There are more twists to come, some not so charitable towards its real-life monster. But “The Interview” grants Kim more humanity than the news ever has, all the while never holding back on exposing (well, mocking) the grim realities of life above South Korea. Everything’s building to a “Frost/Nixon”-style tete-a-tete that spills over into an outsized action climax, one that outdoes the other big Rogen-Franco pair-up, the stoner actioner “Pineapple Express.” Rogen and company’s glee in going really far is apparent; you can see them bowling over the first time they saw the crazy things they come up with materialize on-screen. Even one key moment, whose censorship has been detailed all over the news, does, for the record, go pretty, hilariously far.

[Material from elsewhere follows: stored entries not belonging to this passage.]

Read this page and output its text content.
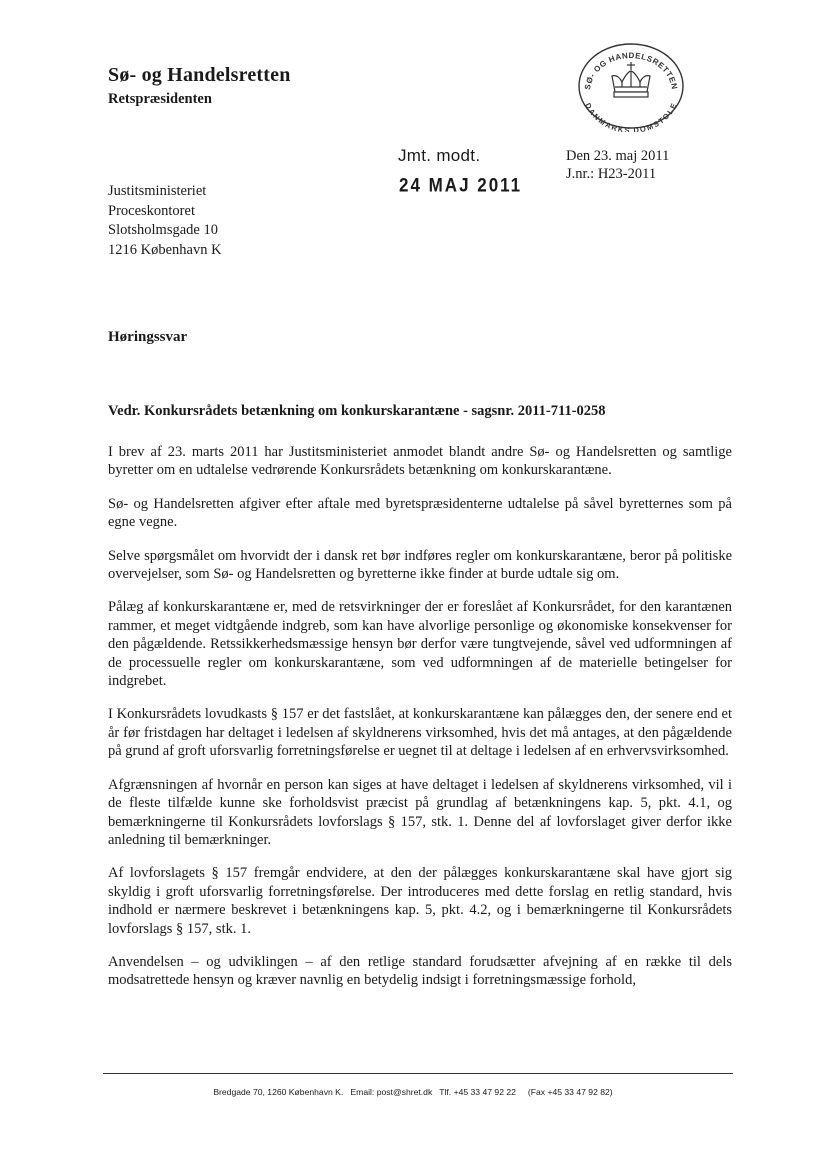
Sø- og Handelsretten
Retspræsidenten
SØ- OG HANDELSRETTEN
DANMARKS DOMSTOLE
Jmt. modt.
24 MAJ 2011
Den 23. maj 2011
J.nr.: H23-2011
Justitsministeriet
Proceskontoret
Slotsholmsgade 10
1216 København K
Høringssvar
Vedr. Konkursrådets betænkning om konkurskarantæne - sagsnr. 2011-711-0258

I brev af 23. marts 2011 har Justitsministeriet anmodet blandt andre Sø- og Handelsretten og samtlige byretter om en udtalelse vedrørende Konkursrådets betænkning om konkurskarantæne.

Sø- og Handelsretten afgiver efter aftale med byretspræsidenterne udtalelse på såvel byretternes som på egne vegne.

Selve spørgsmålet om hvorvidt der i dansk ret bør indføres regler om konkurskarantæne, beror på politiske overvejelser, som Sø- og Handelsretten og byretterne ikke finder at burde udtale sig om.

Pålæg af konkurskarantæne er, med de retsvirkninger der er foreslået af Konkursrådet, for den karantænen rammer, et meget vidtgående indgreb, som kan have alvorlige personlige og økonomiske konsekvenser for den pågældende. Retssikkerhedsmæssige hensyn bør derfor være tungtvejende, såvel ved udformningen af de processuelle regler om konkurskarantæne, som ved udformningen af de materielle betingelser for indgrebet.

I Konkursrådets lovudkasts § 157 er det fastslået, at konkurskarantæne kan pålægges den, der senere end et år før fristdagen har deltaget i ledelsen af skyldnerens virksomhed, hvis det må antages, at den pågældende på grund af groft uforsvarlig forretningsførelse er uegnet til at deltage i ledelsen af en erhvervsvirksomhed.

Afgrænsningen af hvornår en person kan siges at have deltaget i ledelsen af skyldnerens virksomhed, vil i de fleste tilfælde kunne ske forholdsvist præcist på grundlag af betænkningens kap. 5, pkt. 4.1, og bemærkningerne til Konkursrådets lovforslags § 157, stk. 1. Denne del af lovforslaget giver derfor ikke anledning til bemærkninger.

Af lovforslagets § 157 fremgår endvidere, at den der pålægges konkurskarantæne skal have gjort sig skyldig i groft uforsvarlig forretningsførelse. Der introduceres med dette forslag en retlig standard, hvis indhold er nærmere beskrevet i betænkningens kap. 5, pkt. 4.2, og i bemærkningerne til Konkursrådets lovforslags § 157, stk. 1.

Anvendelsen – og udviklingen – af den retlige standard forudsætter afvejning af en række til dels modsatrettede hensyn og kræver navnlig en betydelig indsigt i forretningsmæssige forhold,

Bredgade 70, 1260 København K.   Email: post@shret.dk   Tlf. +45 33 47 92 22     (Fax +45 33 47 92 82)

It’s all a joke, if one that evidently doesn’t go over well when described to humorless political leaders. And yet the funniest part isn’t its cajones, or even that a film about idiots attempting a political killing is a dumb comedy that may have sparked an international incident.It’s Franco. There can be great whiplash between his real-life serious artiste side — another of his dodgy film experiments, the grad student-made “The Color of Time,” just hit theaters and VOD — and his goofball entertainment persona. But when he tries to be funny Franco’s really, really funny. Skylark isn’t an iconic character, like “Spring Breakers”’ Mr. Alien, but he’s more unpredictable, spastic, and he has an even more catchy-questionable one-liner (involving the word “anus,” of course). He’s a super-manchild, one caught in a cycle of childlike euphoria, insecurity and betrayal. His bromance with Kim Jong-Un may be the most intense movie relationship of the year, and of course one that, like “This is the End,” fiddles winkingly with the real-life questioning of the star’s sexuality. “The Interview” isn’t worth dying for, but more contraband needs someone calling John Kerry an “oak tree-looking f—.”